E se la musica di Bad Bunny fosse stata la migliore risposta dei portoricani agli eccessi di Donald Trump, presidente eletto degli Stati Uniti, di cui uno degli autisti aveva descritto il Paese “isola galleggiante della spazzatura” durante un incontro al Madison Square Garden di New York, il 27 ottobre 2024?
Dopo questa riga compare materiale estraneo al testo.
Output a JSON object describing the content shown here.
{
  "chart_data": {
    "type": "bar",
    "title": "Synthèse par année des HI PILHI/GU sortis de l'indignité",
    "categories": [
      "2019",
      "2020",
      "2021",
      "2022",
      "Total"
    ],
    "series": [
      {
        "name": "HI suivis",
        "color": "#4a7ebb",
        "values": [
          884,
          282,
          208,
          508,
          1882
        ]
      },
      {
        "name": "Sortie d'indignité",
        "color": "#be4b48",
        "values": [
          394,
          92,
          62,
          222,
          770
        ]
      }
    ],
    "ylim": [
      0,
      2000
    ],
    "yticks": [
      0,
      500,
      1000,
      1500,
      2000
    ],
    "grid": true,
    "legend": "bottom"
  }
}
Il successo di questo artista, uno dei più ascoltati al mondo insieme a Taylor Swift, The Weeknd e Kendrick Lamar, è una feroce risposta a questa metafora razzista pronunciata durante questo evento. Bad Bunny, il cui vero nome è Benito Antonio Martinez Ocasio, ha pubblicato il suo nuovo album domenica 5 gennaio, il giorno prima del Dia de Reyes (Giorno dei Re), la festa emblematica del suo paese, Avrei dovuto fare più foto (“Avrei dovuto fare più foto”). Fin dai suoi modesti esordi sulla piattaforma SoundCloud, il rapper portoricano, 30 anni, naviga tra reggaeton e hip-hop, pop e salsa, ed è riuscito a conquistare la cultura popolare anglosassone, rimanendo fedele alla sua lingua, lo spagnolo, una lingua vero manifesto contro il monopolio della cultura pop americana.

Nostalgico, ripercorre i momenti salienti della sua vita, da qui questo titolo sotto forma di rammarico per non aver conservato più tracce del suo viaggio. L’album è accompagnato da un cortometraggio trasmesso su YouTube. Un vecchio con le scarpe da ginnastica trova lì la sua terra e dice: “ Ho viaggiato in molti paesi e niente è come Porto Rico. »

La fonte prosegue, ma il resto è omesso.